CMS ups hospital outpatient rates 2.6%, expands site-neutral payments in 2026: 14 notes

By Laura Dyrda and Alan Condon / November 21, 2025

CMS on Nov. 21 finalized its Hospital Outpatient Prospective Payment System and Ambulatory Surgical Center Payment System rule for 2026, enacting reforms to boost price transparency and expand outpatient access. 

Fourteen things to know:

Hospital outpatient departments

1. CMS is phasing out the inpatient-only list over a three-year period and expanding the ASC covered procedures list. The agency will remove 285 procedures, mostly musculoskeletal, from the inpatient-only list and add 289 procedures to the ASC covered list next year. The policy does allow Medicare to pay for procedures in the HOPD when clinically appropriate.

“We are strengthening Medicare’s foundation by protecting beneficiaries, eliminating fraud, and advancing medical innovation — all while maintaining strict provider accountability and responsible use of taxpayer funds,” CMS Administrator Mehmet Oz, MD, said. “These comprehensive reforms expand patient choice and establish the price transparency Americans need for confident healthcare decisions.”

2. CMS will continue its policy to exempt certain medical review activities related to the two-midnight policy for procedures removed from the inpatient only list throughout next year and into the future, until it’s determined the procedure is more common in ASCs than HOPDs for the Medicare population. 

3. The agency also will raise outpatient payment rates by 2.6% in 2026 for hospitals that meet quality-reporting requirements. The increase reflects a 3.3% market basket update, offset by a 0.7 percentage-point productivity cut.

4. Next year, the hospital market basket update will be applied to ASC payment system rates and CMS will continue to study the migration of outpatient procedures. CMS initially updated the payment factor for five years beginning in the 2019 calendar year, but extended the observation period during the COVID-19 public health emergency.

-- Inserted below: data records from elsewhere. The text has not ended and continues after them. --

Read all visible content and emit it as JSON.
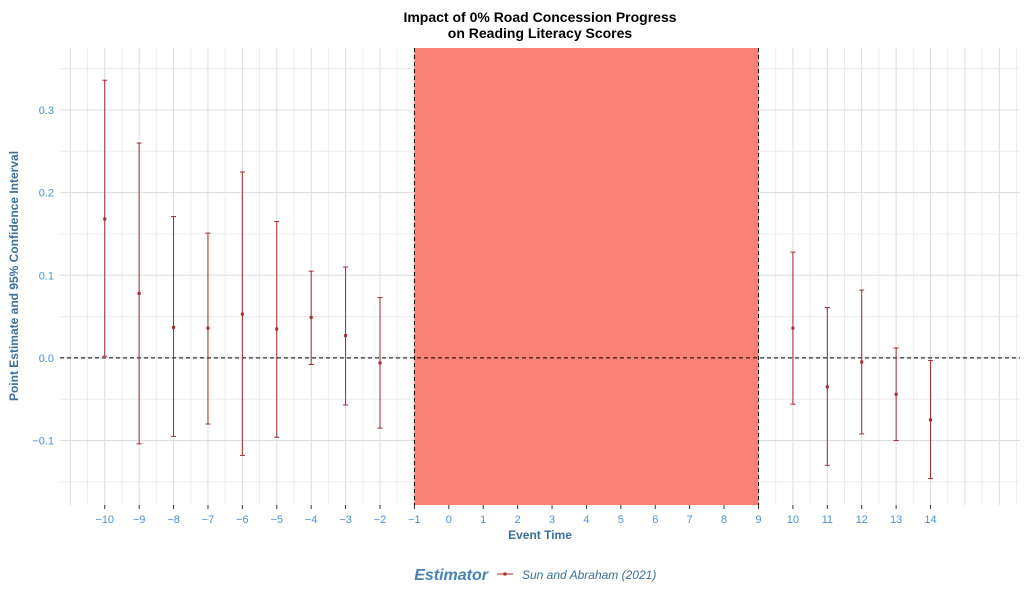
{
  "chart_data": {
    "type": "errorbar",
    "title_line1": "Impact of 0% Road Concession Progress",
    "title_line2": "on Reading Literacy Scores",
    "xlabel": "Event Time",
    "ylabel": "Point Estimate and 95% Confidence Interval",
    "xlim": [
      -11.3,
      16.6
    ],
    "ylim": [
      -0.178,
      0.375
    ],
    "x_ticks": [
      -10,
      -9,
      -8,
      -7,
      -6,
      -5,
      -4,
      -3,
      -2,
      -1,
      0,
      1,
      2,
      3,
      4,
      5,
      6,
      7,
      8,
      9,
      10,
      11,
      12,
      13,
      14
    ],
    "x_tick_labels": [
      "−10",
      "−9",
      "−8",
      "−7",
      "−6",
      "−5",
      "−4",
      "−3",
      "−2",
      "−1",
      "0",
      "1",
      "2",
      "3",
      "4",
      "5",
      "6",
      "7",
      "8",
      "9",
      "10",
      "11",
      "12",
      "13",
      "14"
    ],
    "y_ticks": [
      -0.1,
      0.0,
      0.1,
      0.2,
      0.3
    ],
    "y_tick_labels": [
      "−0.1",
      "0.0",
      "0.1",
      "0.2",
      "0.3"
    ],
    "shaded_region": {
      "x_start": -1,
      "x_end": 9,
      "color": "#fa8072"
    },
    "reference_line_y": 0,
    "grid": true,
    "legend_position": "bottom",
    "legend_title": "Estimator",
    "series": [
      {
        "name": "Sun and Abraham (2021)",
        "color": "#a52a2a",
        "points": [
          {
            "x": -10,
            "estimate": 0.168,
            "lower": 0.002,
            "upper": 0.336
          },
          {
            "x": -9,
            "estimate": 0.078,
            "lower": -0.104,
            "upper": 0.26
          },
          {
            "x": -8,
            "estimate": 0.037,
            "lower": -0.095,
            "upper": 0.171
          },
          {
            "x": -7,
            "estimate": 0.036,
            "lower": -0.08,
            "upper": 0.151
          },
          {
            "x": -6,
            "estimate": 0.053,
            "lower": -0.118,
            "upper": 0.225
          },
          {
            "x": -5,
            "estimate": 0.035,
            "lower": -0.096,
            "upper": 0.165
          },
          {
            "x": -4,
            "estimate": 0.049,
            "lower": -0.008,
            "upper": 0.105
          },
          {
            "x": -3,
            "estimate": 0.027,
            "lower": -0.057,
            "upper": 0.11
          },
          {
            "x": -2,
            "estimate": -0.006,
            "lower": -0.085,
            "upper": 0.073
          },
          {
            "x": 10,
            "estimate": 0.036,
            "lower": -0.056,
            "upper": 0.128
          },
          {
            "x": 11,
            "estimate": -0.035,
            "lower": -0.13,
            "upper": 0.061
          },
          {
            "x": 12,
            "estimate": -0.005,
            "lower": -0.092,
            "upper": 0.082
          },
          {
            "x": 13,
            "estimate": -0.044,
            "lower": -0.1,
            "upper": 0.012
          },
          {
            "x": 14,
            "estimate": -0.075,
            "lower": -0.146,
            "upper": -0.003
          }
        ]
      }
    ]
  }
}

5. CMS also will align payment rates for certain outpatient services delivered at hospital outpatient departments and off-campus facilities. The goal of the site-neutral payments is to avoid higher copays for patients based solely on care location.

“We continue to advance Medicare payment reform by advancing policies that help prevent services from unnecessarily being performed in hospitals when they can be safely provided in less intensive settings, streamlining hospital billing systems, and ensuring patients receive transparent, accurate pricing information,” said Chris Klomp, CMS deputy administrator and director of the Center for Medicare. 

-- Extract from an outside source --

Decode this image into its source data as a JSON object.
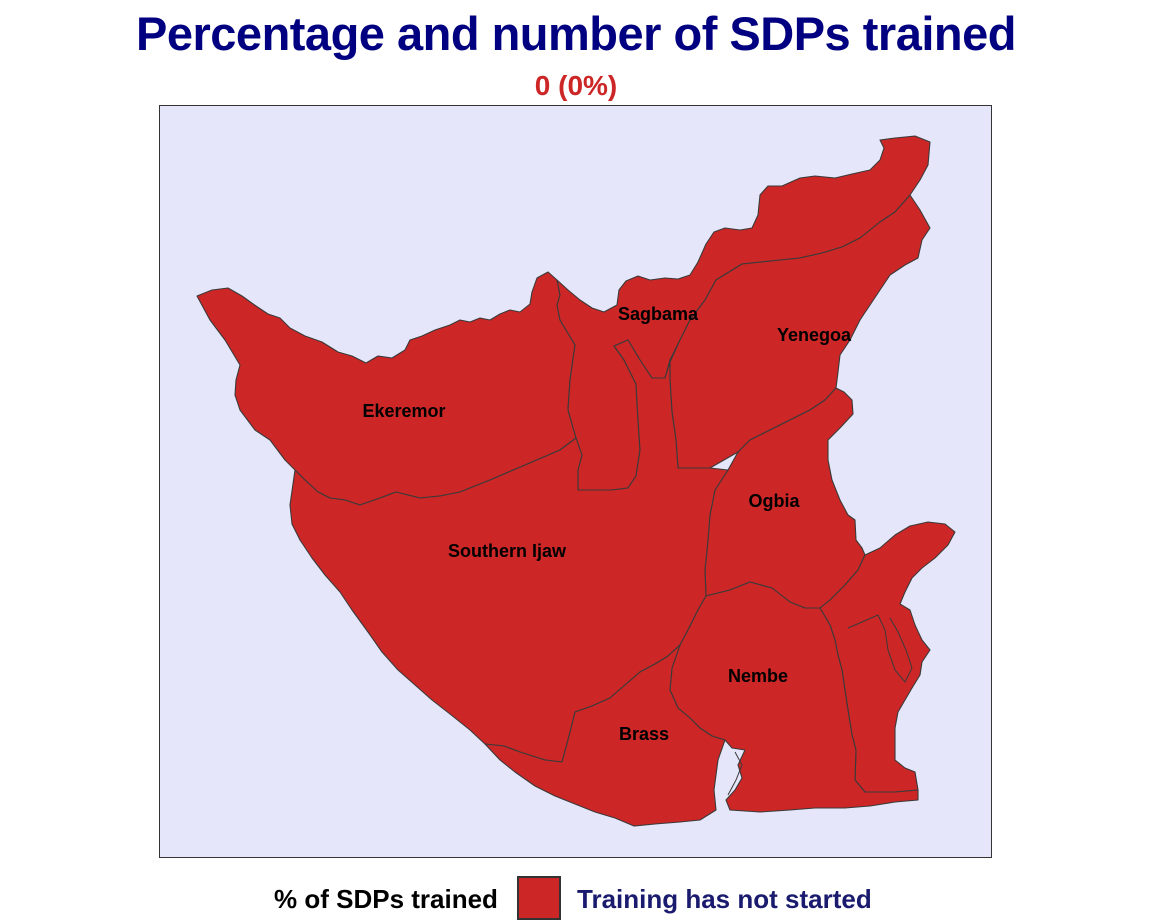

6. CMS will continue the two-tier payment system for intensive outpatient program services for mental illness or substance use disorder in HOPDs and community mental health centers. There will be one payment for days with three services per day and open for days with four or more services per day.

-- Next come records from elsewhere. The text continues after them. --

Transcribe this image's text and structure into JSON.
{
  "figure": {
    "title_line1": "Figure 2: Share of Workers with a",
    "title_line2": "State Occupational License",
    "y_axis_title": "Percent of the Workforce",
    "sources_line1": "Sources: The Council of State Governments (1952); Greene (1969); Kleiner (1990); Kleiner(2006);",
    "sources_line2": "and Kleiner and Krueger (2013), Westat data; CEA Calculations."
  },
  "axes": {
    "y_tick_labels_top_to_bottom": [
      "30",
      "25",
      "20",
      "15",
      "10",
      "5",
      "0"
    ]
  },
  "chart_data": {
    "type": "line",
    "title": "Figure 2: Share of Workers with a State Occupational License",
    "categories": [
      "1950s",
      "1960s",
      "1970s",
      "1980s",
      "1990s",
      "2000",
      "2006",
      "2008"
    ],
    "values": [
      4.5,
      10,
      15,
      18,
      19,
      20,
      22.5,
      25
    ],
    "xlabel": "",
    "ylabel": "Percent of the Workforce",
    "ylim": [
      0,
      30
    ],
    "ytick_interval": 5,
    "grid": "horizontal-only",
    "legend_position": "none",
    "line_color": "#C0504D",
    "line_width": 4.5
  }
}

7. The agency projects the rule will save Medicare and beneficiaries $11 billion over the next 10 years by reducing unnecessary services and aligning payments with care costs.

Price transparency

8. Hospitals will now be required to post actual, consumer-friendly prices — not estimates — in standardized formats. Noncompliance will result in civil monetary penalties. 

“This final rule from CMS closes the loopholes hospitals exploit to hide real prices and advances President Trump’s demand for radical hospital price transparency,” HHS Secretary Robert F. Kennedy, Jr., said in a Nov. 21 news release.

9. Beginning Jan. 1, 2026, hospitals will be required to include the median, 10th percentile and 90th percentile allowed amounts in their machine-readable files. They must also include the count of allowed amounts when changes are based on percentages or algorithms. CMS said it will delay enforcement of these requirements until April 1, 2026.

10. Hospitals must attest in their machine-readable files that the information provided is accurate, complete and current as of the date listed in the file. They must also include all payer-specific negotiated charges that can be expressed as a dollar amount and provide enough information for patients to calculate charges that cannot be directly expressed.

11. Hospitals will be required to include the name of their CEO, president or other leader who oversees the data encoding process to ensure accountability for the accuracy of the posted pricing data.

12. The agency is also mandating that hospitals encode their Type 2 national provider identifiers in machine-readable files to support comparison across healthcare datasets. 

13. Hospitals that accept CMS’ determination of noncompliance and waive their right to an administrative law judge hearing may receive a 35% reduction in civil monetary penalties. This is not available to hospitals that fail to publish a machine-readable file or consumer-friendly pricing tools.

CMS Star Ratings

14. Starting in 2026, hospitals in the lowest quartile for safety performance will be ineligible for a 5-star rating. In future years, these hospitals will be automatically downgraded to one star.